世界最大プロレス団体・WWEで活躍した「バージル」ことマイク・ジョーンズさんが死去した。61歳だった。WWEが28日に発表した。

 ペンシルベニア州出身で、1985年にプロレス入り。87年にはザ・ロック(ドウェイン・ジョンソン)の父ロッキー・ジョンソンとAWA南部タッグ王座を獲得した。同年にWWE入りし、〝ザ・ミリオンダラーマン〟テッド・デビアスのボディーガードとして活躍した。その後はデビアスに反旗を翻して抗争を展開し、人気レスラーとなった。

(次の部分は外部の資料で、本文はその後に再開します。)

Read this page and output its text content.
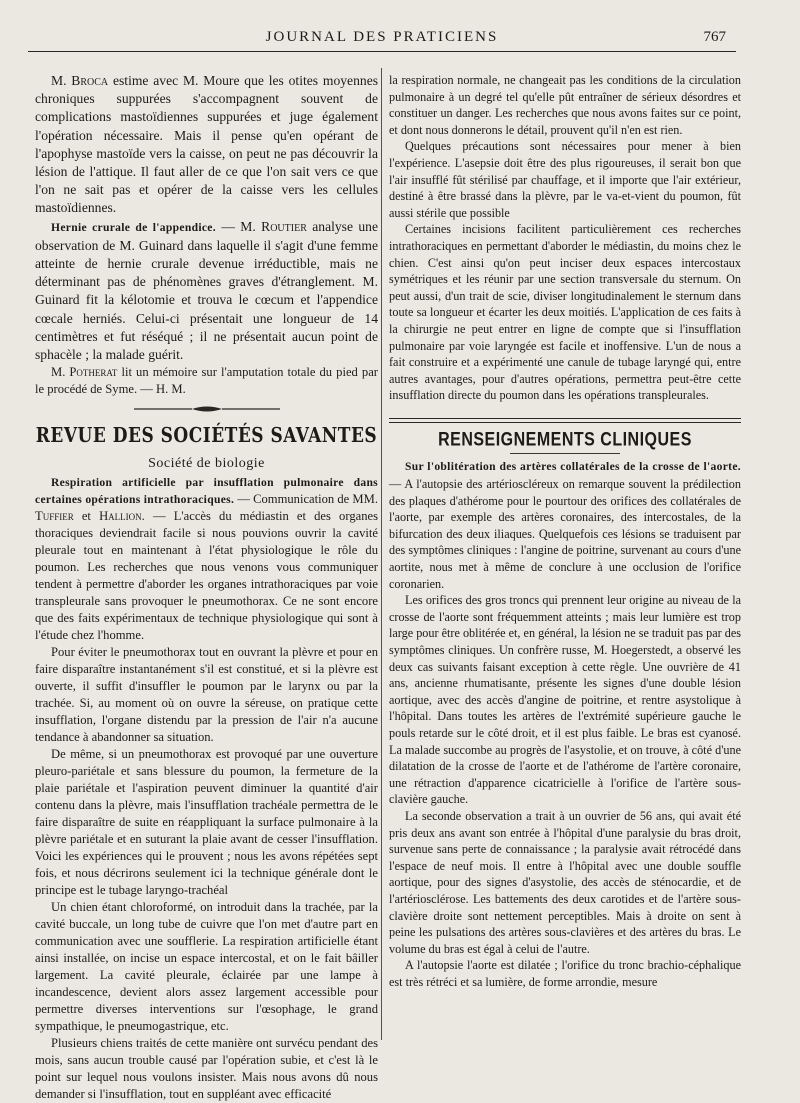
JOURNAL DES PRATICIENS	767

M. Broca estime avec M. Moure que les otites moyennes chroniques suppurées s'accompagnent souvent de complications mastoïdiennes suppurées et juge également l'opération nécessaire. Mais il pense qu'en opérant de l'apophyse mastoïde vers la caisse, on peut ne pas découvrir la lésion de l'attique. Il faut aller de ce que l'on sait vers ce que l'on ne sait pas et opérer de la caisse vers les cellules mastoïdiennes.

Hernie crurale de l'appendice. — M. Routier analyse une observation de M. Guinard dans laquelle il s'agit d'une femme atteinte de hernie crurale devenue irréductible, mais ne déterminant pas de phénomènes graves d'étranglement. M. Guinard fit la kélotomie et trouva le cœcum et l'appendice cœcale herniés. Celui-ci présentait une longueur de 14 centimètres et fut réséqué ; il ne présentait aucun point de sphacèle ; la malade guérit.

M. Potherat lit un mémoire sur l'amputation totale du pied par le procédé de Syme. — H. M.

REVUE DES SOCIÉTÉS SAVANTES
Société de biologie

Respiration artificielle par insufflation pulmonaire dans certaines opérations intrathoraciques. — Communication de MM. Tuffier et Hallion. — L'accès du médiastin et des organes thoraciques deviendrait facile si nous pouvions ouvrir la cavité pleurale tout en maintenant à l'état physiologique le rôle du poumon. Les recherches que nous venons vous communiquer tendent à permettre d'aborder les organes intrathoraciques par voie transpleurale sans provoquer le pneumothorax. Ce ne sont encore que des faits expérimentaux de technique physiologique qui sont à l'étude chez l'homme.

Pour éviter le pneumothorax tout en ouvrant la plèvre et pour en faire disparaître instantanément s'il est constitué, et si la plèvre est ouverte, il suffit d'insuffler le poumon par le larynx ou par la trachée. Si, au moment où on ouvre la séreuse, on pratique cette insufflation, l'organe distendu par la pression de l'air n'a aucune tendance à abandonner sa situation.

De même, si un pneumothorax est provoqué par une ouverture pleuro-pariétale et sans blessure du poumon, la fermeture de la plaie pariétale et l'aspiration peuvent diminuer la quantité d'air contenu dans la plèvre, mais l'insufflation trachéale permettra de le faire disparaître de suite en réappliquant la surface pulmonaire à la plèvre pariétale et en suturant la plaie avant de cesser l'insufflation. Voici les expériences qui le prouvent ; nous les avons répétées sept fois, et nous décrirons seulement ici la technique générale dont le principe est le tubage laryngo-trachéal

Un chien étant chloroformé, on introduit dans la trachée, par la cavité buccale, un long tube de cuivre que l'on met d'autre part en communication avec une soufflerie. La respiration artificielle étant ainsi installée, on incise un espace intercostal, et on le fait bâiller largement. La cavité pleurale, éclairée par une lampe à incandescence, devient alors assez largement accessible pour permettre diverses interventions sur l'œsophage, le grand sympathique, le pneumogastrique, etc.

Plusieurs chiens traités de cette manière ont survécu pendant des mois, sans aucun trouble causé par l'opération subie, et c'est là le point sur lequel nous voulons insister. Mais nous avons dû nous demander si l'insufflation, tout en suppléant avec efficacité

la respiration normale, ne changeait pas les conditions de la circulation pulmonaire à un degré tel qu'elle pût entraîner de sérieux désordres et constituer un danger. Les recherches que nous avons faites sur ce point, et dont nous donnerons le détail, prouvent qu'il n'en est rien.

Quelques précautions sont nécessaires pour mener à bien l'expérience. L'asepsie doit être des plus rigoureuses, il serait bon que l'air insufflé fût stérilisé par chauffage, et il importe que l'air extérieur, destiné à être brassé dans la plèvre, par le va-et-vient du poumon, fût aussi stérile que possible

Certaines incisions facilitent particulièrement ces recherches intrathoraciques en permettant d'aborder le médiastin, du moins chez le chien. C'est ainsi qu'on peut inciser deux espaces intercostaux symétriques et les réunir par une section transversale du sternum. On peut aussi, d'un trait de scie, diviser longitudinalement le sternum dans toute sa longueur et écarter les deux moitiés. L'application de ces faits à la chirurgie ne peut entrer en ligne de compte que si l'insufflation pulmonaire par voie laryngée est facile et inoffensive. L'un de nous a fait construire et a expérimenté une canule de tubage laryngé qui, entre autres avantages, pour d'autres opérations, permettra peut-être cette insufflation directe du poumon dans les opérations transpleurales.

RENSEIGNEMENTS CLINIQUES

Sur l'oblitération des artères collatérales de la crosse de l'aorte. — A l'autopsie des artérioscléreux on remarque souvent la prédilection des plaques d'athérome pour le pourtour des orifices des collatérales de l'aorte, par exemple des artères coronaires, des intercostales, de la bifurcation des deux iliaques. Quelquefois ces lésions se traduisent par des symptômes cliniques : l'angine de poitrine, survenant au cours d'une aortite, nous met à même de conclure à une occlusion de l'orifice coronarien.

Les orifices des gros troncs qui prennent leur origine au niveau de la crosse de l'aorte sont fréquemment atteints ; mais leur lumière est trop large pour être oblitérée et, en général, la lésion ne se traduit pas par des symptômes cliniques. Un confrère russe, M. Hoegerstedt, a observé les deux cas suivants faisant exception à cette règle. Une ouvrière de 41 ans, ancienne rhumatisante, présente les signes d'une double lésion aortique, avec des accès d'angine de poitrine, et rentre asystolique à l'hôpital. Dans toutes les artères de l'extrémité supérieure gauche le pouls retarde sur le côté droit, et il est plus faible. Le bras est cyanosé. La malade succombe au progrès de l'asystolie, et on trouve, à côté d'une dilatation de la crosse de l'aorte et de l'athérome de l'artère coronaire, une rétraction d'apparence cicatricielle à l'orifice de l'artère sous-clavière gauche.

La seconde observation a trait à un ouvrier de 56 ans, qui avait été pris deux ans avant son entrée à l'hôpital d'une paralysie du bras droit, survenue sans perte de connaissance ; la paralysie avait rétrocédé dans l'espace de neuf mois. Il entre à l'hôpital avec une double souffle aortique, pour des signes d'asystolie, des accès de sténocardie, et de l'artériosclérose. Les battements des deux carotides et de l'artère sous-clavière droite sont nettement perceptibles. Mais à droite on sent à peine les pulsations des artères sous-clavières et des artères du bras. Le volume du bras est égal à celui de l'autre.

A l'autopsie l'aorte est dilatée ; l'orifice du tronc brachio-céphalique est très rétréci et sa lumière, de forme arrondie, mesure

 96年にWCW入りして、伝説ユニット・nWоに「ビンセント」として加入。99年にnWоが解散するまで、人気ユニットに在籍した。2000年に現役を引退。10年にはWWEのロウで、テッド・デビアス・ジュニアのパートナーとしてタッグ戦に出場。19年から20年にはAEWにも「ソウル・トレイン・ジョーンズ」の名で登場していた。

 一方でバージルさんは異色のキャリアの持ち主でもある。バージニア大学で数学の学位を取得しており、引退後には地元ペンシルベニア州ピッツバーグのカトリック系高校の数学教師として、教壇に立っていたという。WWE公式ホームページには、バージルさんが「人々を尊重することを学んだ。それは私の生徒たちにも役立つ教訓だ」と語り、プロレスの経験から得た教訓を生徒に伝えたことも紹介されていた。

 米ニュースサイト「TMZスポーツ」などによると、近年のバージルさんは深刻な健康問題を抱えていたが、病院で静かに息を引き取ったという。